Phosphorene, a new 2D Playground Challenging Chemical Functionalization

At ambient temperature and pressure, black phosphorus (BP) is the most stable and unreactive polymorphic form of elemental phosphorus. BP was discovered more than one century ago1, but, most likely due to his inertness, its chemistry was marginally explored in comparison to the white and the red phosphorus allotropes. The global interest for BP exploded in 2014, when it was demonstrated being its layered structure exfoliated forming a 2D sheet with an honeycomb hexagonal network.2 The new material was called phosphorene and it can be considered the all-P cousin of graphene for the close related affinity of the two materials.

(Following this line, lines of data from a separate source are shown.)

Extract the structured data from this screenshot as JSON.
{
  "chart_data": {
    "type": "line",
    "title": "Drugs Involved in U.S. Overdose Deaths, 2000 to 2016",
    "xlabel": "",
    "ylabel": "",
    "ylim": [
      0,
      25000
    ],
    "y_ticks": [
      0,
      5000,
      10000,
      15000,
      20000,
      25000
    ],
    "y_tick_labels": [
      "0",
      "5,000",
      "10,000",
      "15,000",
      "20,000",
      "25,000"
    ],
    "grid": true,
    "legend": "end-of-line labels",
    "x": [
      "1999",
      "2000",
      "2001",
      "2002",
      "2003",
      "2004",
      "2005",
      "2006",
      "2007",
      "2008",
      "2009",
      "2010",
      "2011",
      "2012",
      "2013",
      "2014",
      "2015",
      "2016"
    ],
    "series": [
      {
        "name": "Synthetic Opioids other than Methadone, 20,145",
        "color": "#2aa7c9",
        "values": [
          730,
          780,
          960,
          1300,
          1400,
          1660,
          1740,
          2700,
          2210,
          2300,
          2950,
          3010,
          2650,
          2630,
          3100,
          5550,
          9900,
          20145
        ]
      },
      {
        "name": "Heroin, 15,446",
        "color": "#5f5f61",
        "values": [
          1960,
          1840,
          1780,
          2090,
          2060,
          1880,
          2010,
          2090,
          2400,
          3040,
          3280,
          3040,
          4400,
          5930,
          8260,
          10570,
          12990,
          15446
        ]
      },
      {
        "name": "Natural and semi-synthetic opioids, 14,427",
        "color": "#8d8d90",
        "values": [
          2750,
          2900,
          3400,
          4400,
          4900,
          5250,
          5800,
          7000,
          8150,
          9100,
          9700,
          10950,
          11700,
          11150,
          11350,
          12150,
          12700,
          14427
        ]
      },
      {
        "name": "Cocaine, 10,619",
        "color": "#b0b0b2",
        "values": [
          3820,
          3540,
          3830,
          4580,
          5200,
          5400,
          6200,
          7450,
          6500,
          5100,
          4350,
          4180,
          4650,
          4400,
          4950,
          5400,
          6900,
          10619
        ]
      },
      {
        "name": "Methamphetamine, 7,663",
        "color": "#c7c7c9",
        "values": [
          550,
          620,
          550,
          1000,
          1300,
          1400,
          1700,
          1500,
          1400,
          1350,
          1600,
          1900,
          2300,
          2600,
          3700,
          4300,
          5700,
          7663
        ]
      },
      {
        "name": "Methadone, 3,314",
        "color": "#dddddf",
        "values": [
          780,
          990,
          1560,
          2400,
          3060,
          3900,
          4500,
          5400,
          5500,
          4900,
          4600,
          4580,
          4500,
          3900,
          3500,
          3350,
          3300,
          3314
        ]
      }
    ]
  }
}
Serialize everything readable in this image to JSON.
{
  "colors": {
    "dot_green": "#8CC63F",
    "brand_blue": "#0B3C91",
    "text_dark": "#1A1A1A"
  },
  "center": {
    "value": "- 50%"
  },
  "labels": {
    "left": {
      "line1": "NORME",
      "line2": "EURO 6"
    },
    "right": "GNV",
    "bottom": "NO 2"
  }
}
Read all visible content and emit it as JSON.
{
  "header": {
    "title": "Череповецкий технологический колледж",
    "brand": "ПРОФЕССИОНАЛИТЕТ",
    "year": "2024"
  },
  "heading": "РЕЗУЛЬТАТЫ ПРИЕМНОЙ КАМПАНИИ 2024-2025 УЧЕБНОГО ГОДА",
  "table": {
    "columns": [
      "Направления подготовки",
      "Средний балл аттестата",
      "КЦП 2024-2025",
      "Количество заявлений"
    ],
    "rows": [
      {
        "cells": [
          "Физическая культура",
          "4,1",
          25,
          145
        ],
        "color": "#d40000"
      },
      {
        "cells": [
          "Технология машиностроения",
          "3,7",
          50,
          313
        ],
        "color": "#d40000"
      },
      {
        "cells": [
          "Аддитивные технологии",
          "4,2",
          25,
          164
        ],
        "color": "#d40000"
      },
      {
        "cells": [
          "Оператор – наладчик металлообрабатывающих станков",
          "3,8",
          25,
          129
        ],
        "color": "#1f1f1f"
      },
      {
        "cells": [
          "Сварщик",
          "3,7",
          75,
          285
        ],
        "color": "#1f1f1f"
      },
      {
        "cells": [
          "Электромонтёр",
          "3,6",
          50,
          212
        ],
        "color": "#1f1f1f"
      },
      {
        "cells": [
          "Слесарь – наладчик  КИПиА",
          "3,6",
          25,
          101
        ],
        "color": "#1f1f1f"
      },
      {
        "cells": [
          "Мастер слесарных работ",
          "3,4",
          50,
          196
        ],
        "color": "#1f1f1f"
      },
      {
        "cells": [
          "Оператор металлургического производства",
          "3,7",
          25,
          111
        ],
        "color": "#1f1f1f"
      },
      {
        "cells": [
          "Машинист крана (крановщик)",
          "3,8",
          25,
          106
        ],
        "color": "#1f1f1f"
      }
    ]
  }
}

We have demonstrated that high quality phosphorene flakes could be prepared and stabilized using DMSO under sonication.3 With respect to graphene, the presence of phosphorene lone pairs on each phosphorus, should results in a higher reactivity, thus making phosphorene functionalization more feasible avoiding the harsh conditions necessary for graphene. As shown in scheme, we are going to play with phosphorene either chemically, using small molecules, nanoparticles and extended systems, either physically using the high pressure. The goal is to use functionality innovative advanced 2D materials by implanting phosphorene derivatives into different device platforms addressed to applications in material science, catalysis, microelectronics and optoelectronic devices. Our final aim is to demonstrate the feasibility of a chain-of-value based on phosphorene platform from synthesis to device realization and implementation.